Is this land Quitclaim and development rights way to risky ?

5 Replies

Hello all the my extend bigger pockets family : )

I am a Real Estate Agent in Connecticut and a seller has reached out to me for assistances . Since  he does not own the land, he is selling the Development Rights, all engineering work and his Army Corp of Engineers Wetlands Approved Jurisdictional Determinations for a 40-Unit Residential Project. At the closing he will Quit Claim the land to the buyer and they can go build this. The Zoning Density Factor allows for 40 units but a Variance can be asked for and the unit number could be as high as 60 units. he has have appraisals, market studies and a mostly complete Site Drawing for the Project. I know Quitclaim is risky , I am talking to the 2  Land and Zoning Attorney on Tuesday .However, I would love some input for the BP community. I do not sell  Lemons. I believe in providing value in the community and to my clients. Should I accept this project ( I love challenges ) or keep fishing for safer deal? 

@Muhaimin Khandaker , silly question: Who does own the land (seeing as you said the "Seller" doesn't)?

Did I miss something?  Arguably, the land will be much more valuable once the project is complete, so it seems to me that the land ownership should be changed first, not last.  Good luck...

your not explaining this correctly..  maybe rephrase your question right now its jumbled up.

If he does not own the land a quit claim would be worthless.  I could give you a quit claim to the White House, but since I do not own it, it would be worthless.

Does he have a 100 year lease like some Hawaiian or Indian Land?  What does he have besides a design for land that is not his?

I have more info , I am went to Town Hall and called the pervious listing agent. The property was
tied up in Probate Court for the past eleven years but a Offer to Purchase has
been negotiated and submitted to the Court with the Executor’s recommendation
that the Offer be accepted.

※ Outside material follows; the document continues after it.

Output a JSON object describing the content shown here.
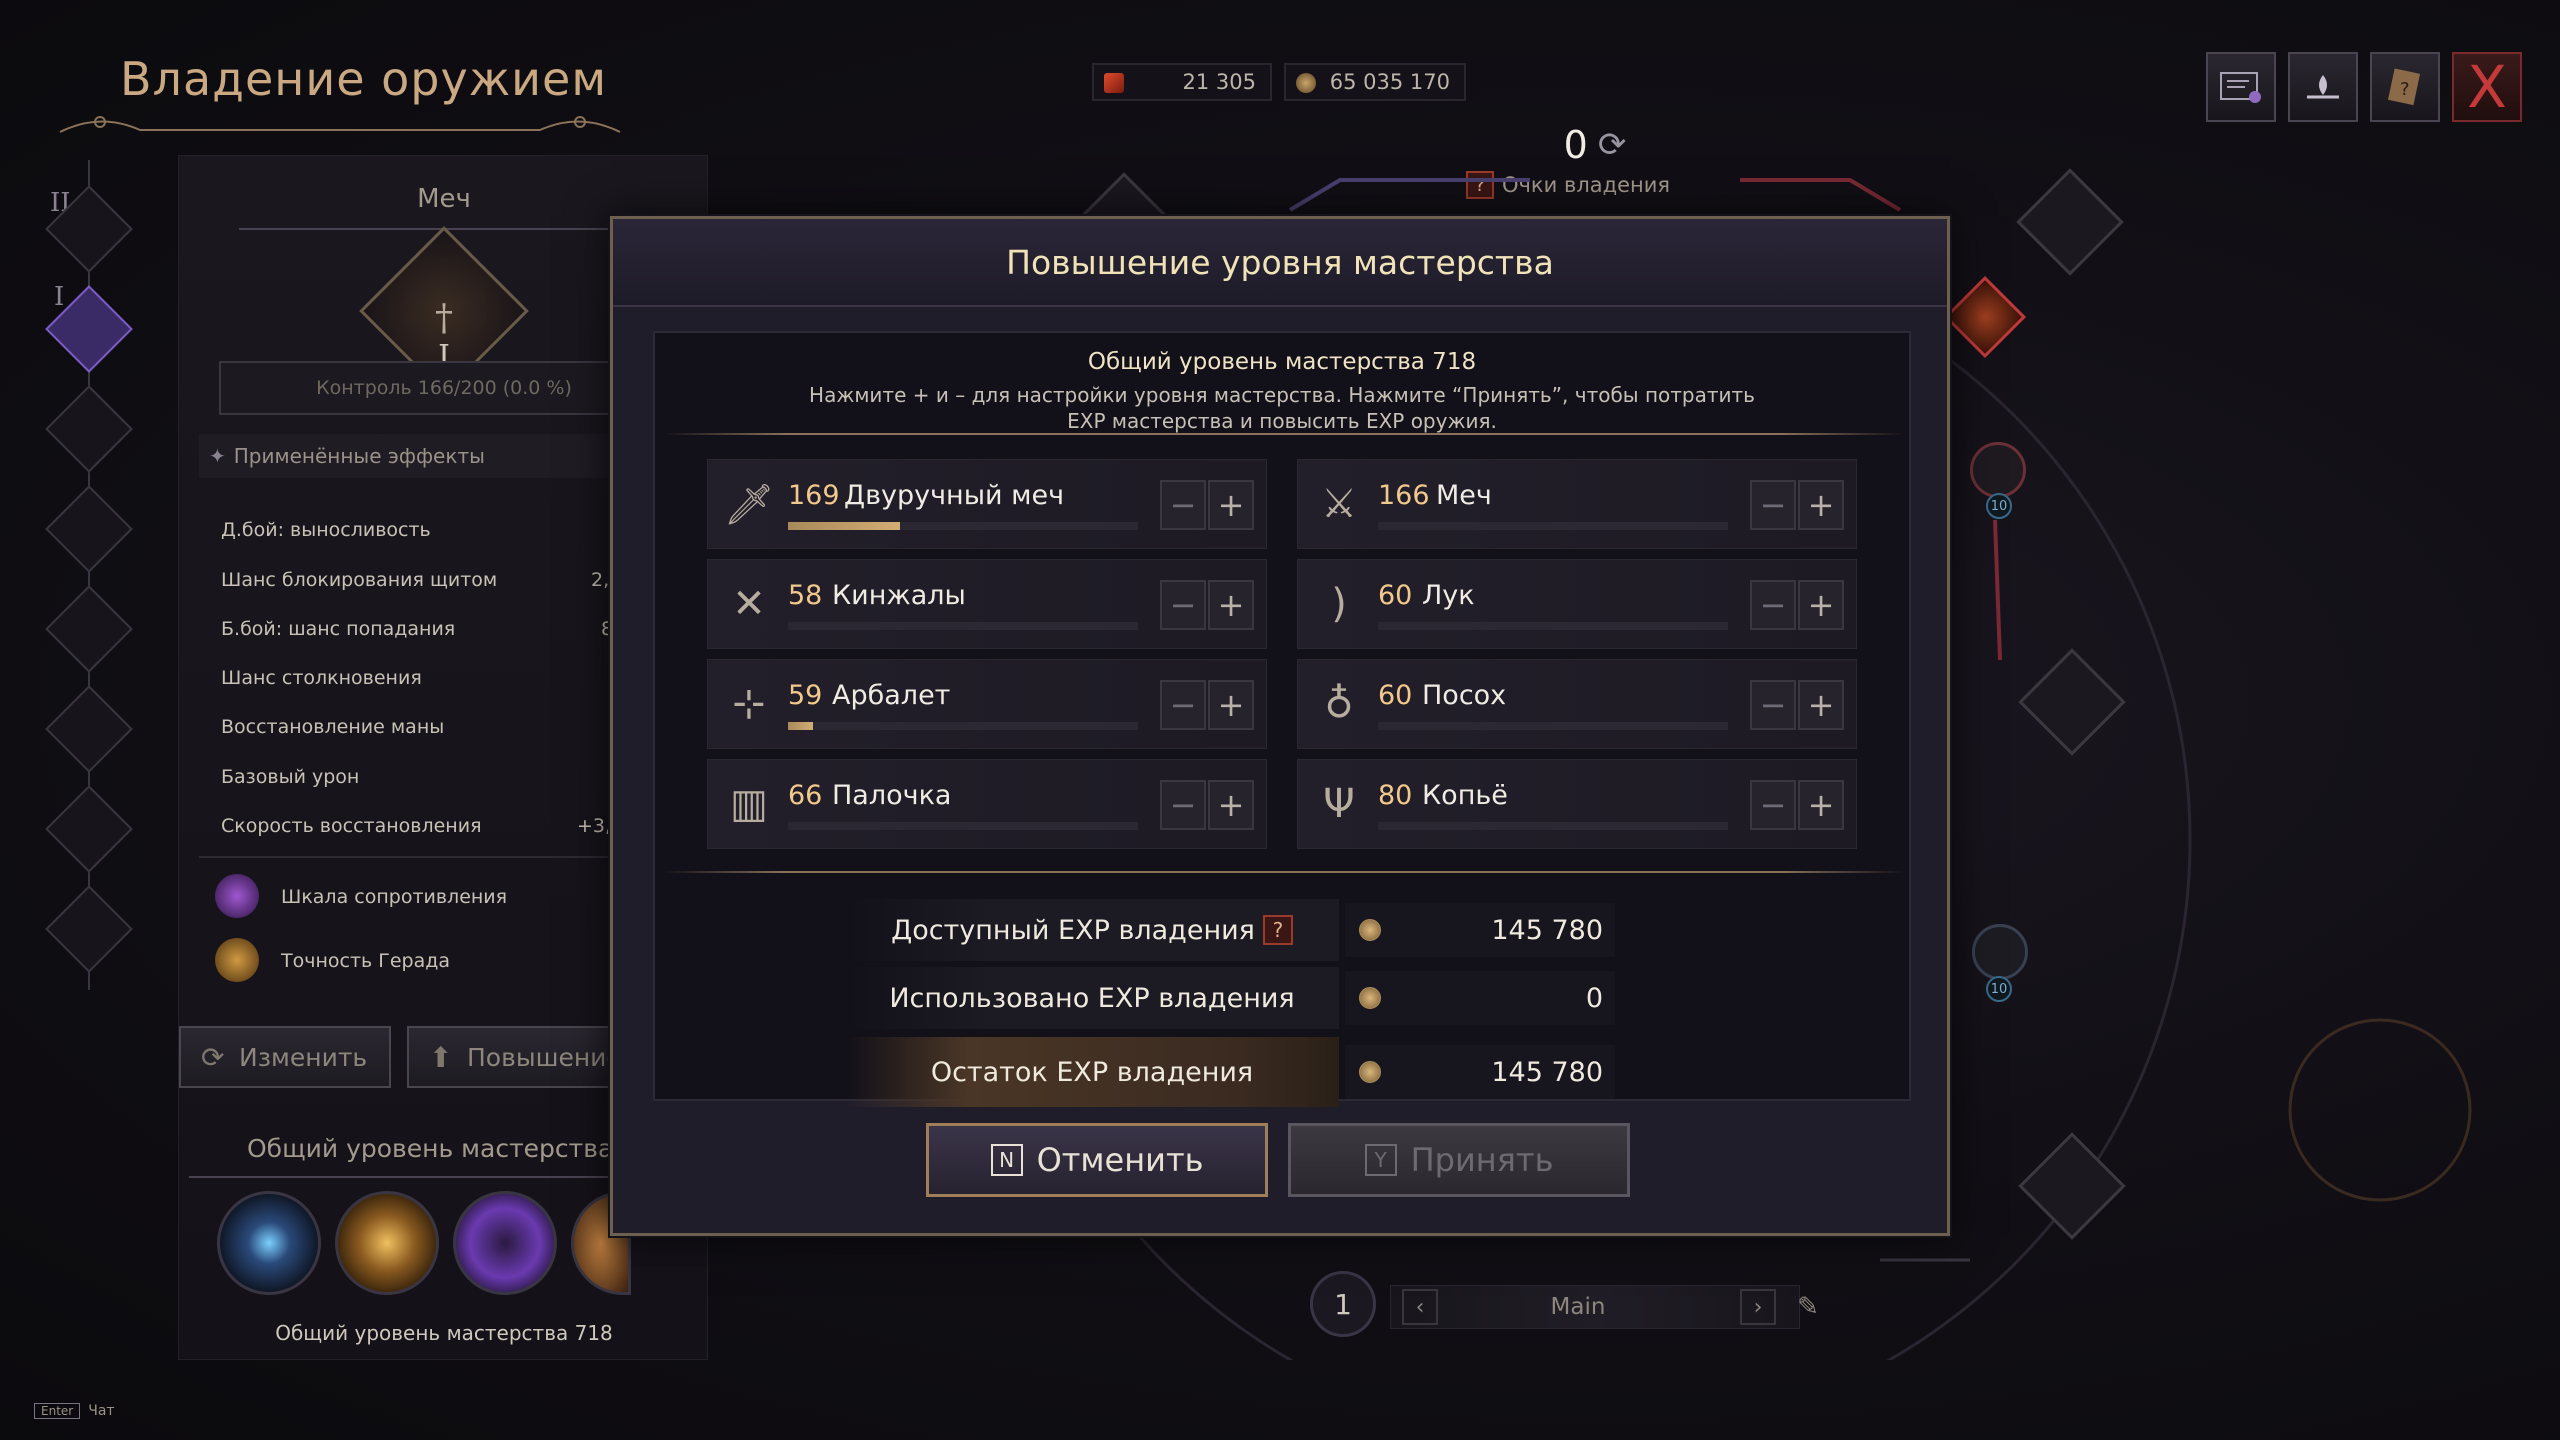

Although it has been listed many times over the years
there have been no offers. The reason for this is the property is bisected by the
CMA, Coastal Management Act, and requires an ACOE, Army Corp Of Engineers
review to build on it. This is a risky undertaking because it requires a lot of
engineering work at great expense to make the application to the ACOE with no
guarantees of success. This work has been done and there is a ACOE Permit to
build. There is also a ACOE Approved Jurisdictional Determination
for the property. On September 10, 2020, the Probate Court, District of Blank/Blah
issued a Decree ordering the sale of the property to MR Seller . The Appeal
Period expired on October 10, 2020 with no objections so the sale can proceed.

What do you guys think ? .. .. I am talking to the lawyers Tuesday ( tomorrow)  but I would love any BP family input.